Trade and freight market optimists looking for a further boost from China’s dry bulk imports this year have not been disappointed. Global seaborne dry bulk trade, and shipping activity, has benefited greatly from additional commodity volumes purchased by Chinese buyers, especially iron ore, coal and soyabeans.
During the first seven months of 2017, a sturdy pace unfolded. However, in recent weeks, there were a few signs of a possible and not entirely unexpected slackening over the year’s remaining months. Prospects depend partly on assumptions about government policy measures affecting the economy and trade in particular, not all of which are easy to predict.

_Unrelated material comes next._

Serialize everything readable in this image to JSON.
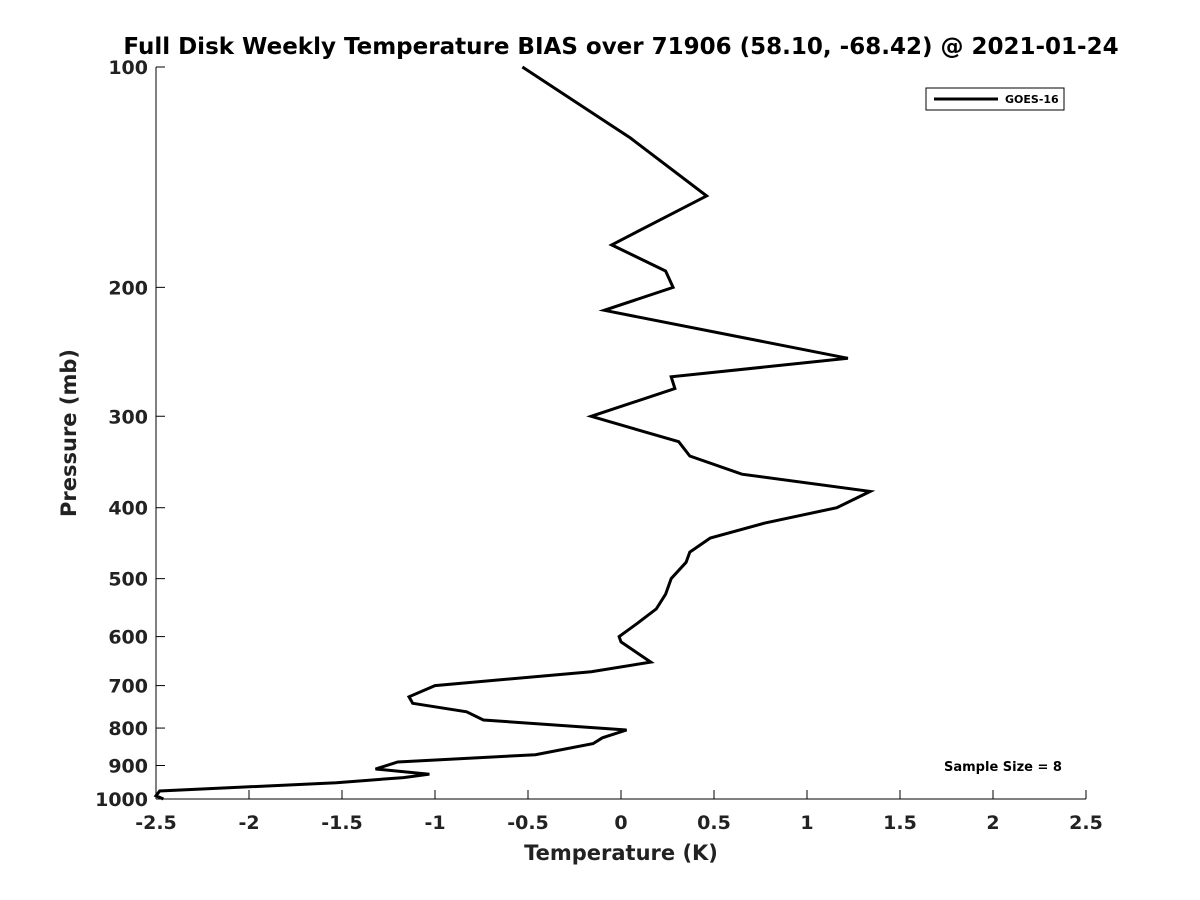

Support has been derived from the economy’s brisk performance. Economic activity in China, based on the GDP measure, now appears likely to maintain last year’s 6.7% rate in 2017 as a whole, instead of slowing as widely expected earlier. However, various restraining measures have been introduced and, after the second quarter’s 6.9% increase, subsequent quarterly periods may show a slackening pattern.
In the world’s biggest single commodity trade, China’s iron ore imports, remarkable strength has continued. The January–July 2017 total reached 626mt (million tonnes), a 44mt or 7.5% increase compared with last year’s same period. Nevertheless, there are doubts about whether the annual growth rate will be as high.